A partire dal 2001 sono iniziate le ostilità che, come accade nelle società tribali, subito hanno invocato il “giudizio di dio” nella forma moderna della denuncia alla magistratura, assai meno rischiosa per i denuncianti. In quattro anni io ho accumulato ventisette citazioni in giudizio affrontandone i conseguenti processi, ai quali vorrei dedicare un doveroso racconto: non per mia soddisfazione personale, che ho ricevuto pienamente nelle aule giudiziarie risultando puntualmente assolto con formula piena da tutte le accuse mossemi; ma per raccontare, come in un romanzo, una storia esemplare della vita della provincia, laddove l’assenza del sentire politico, la riduzione di tutto a fatto personale, la concezione del potere come acquisizione del detentore della funzione -con la conseguente necessità di riaffermarsi periodicamente- secondo il modello feudale, tutto questo calpesta diritto, dignità, onorabilità del nemico e dei suoi appartenenti, e diviene l’unico strumento concepito di competizione politica.

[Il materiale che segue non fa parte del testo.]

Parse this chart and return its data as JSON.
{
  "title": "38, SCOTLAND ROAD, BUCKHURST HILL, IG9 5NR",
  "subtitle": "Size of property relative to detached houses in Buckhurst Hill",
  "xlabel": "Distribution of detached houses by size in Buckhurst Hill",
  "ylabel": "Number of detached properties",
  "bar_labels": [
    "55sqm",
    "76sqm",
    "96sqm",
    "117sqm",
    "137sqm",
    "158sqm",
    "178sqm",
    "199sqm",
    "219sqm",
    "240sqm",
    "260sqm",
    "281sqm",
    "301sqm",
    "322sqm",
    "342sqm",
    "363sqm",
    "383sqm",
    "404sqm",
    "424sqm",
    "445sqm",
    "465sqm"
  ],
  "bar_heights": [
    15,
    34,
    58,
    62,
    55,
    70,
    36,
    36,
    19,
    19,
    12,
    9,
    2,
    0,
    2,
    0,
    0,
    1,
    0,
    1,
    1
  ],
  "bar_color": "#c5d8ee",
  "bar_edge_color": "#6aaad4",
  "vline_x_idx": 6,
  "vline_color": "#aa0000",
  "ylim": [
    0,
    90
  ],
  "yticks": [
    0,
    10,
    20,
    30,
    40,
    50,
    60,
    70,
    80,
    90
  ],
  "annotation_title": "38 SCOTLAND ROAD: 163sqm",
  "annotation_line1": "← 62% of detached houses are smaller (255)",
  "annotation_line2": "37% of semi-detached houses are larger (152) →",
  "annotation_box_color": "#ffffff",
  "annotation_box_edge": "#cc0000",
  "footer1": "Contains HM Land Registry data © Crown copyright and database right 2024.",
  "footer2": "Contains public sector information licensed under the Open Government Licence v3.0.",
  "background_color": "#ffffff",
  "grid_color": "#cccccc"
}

Un’ultima amara considerazione. Dopo aver assaporato l’ebbrezza di partire tutti con le stesse possibilità, tutti da pari, coloro che avevano plaudito alla fine del privilegio di pochi hanno pensato che invece, forse, era più conveniente partire avvantaggiati, coi vecchi metodi usati nei tempi trascorsi. E alle ultime elezioni (2009), quando mi ero presentato direttamente come candidato sindaco, non mi hanno più dato il loro appoggio.
A Campo nell’Elba si concludeva un altro ciclo, e non solo per me.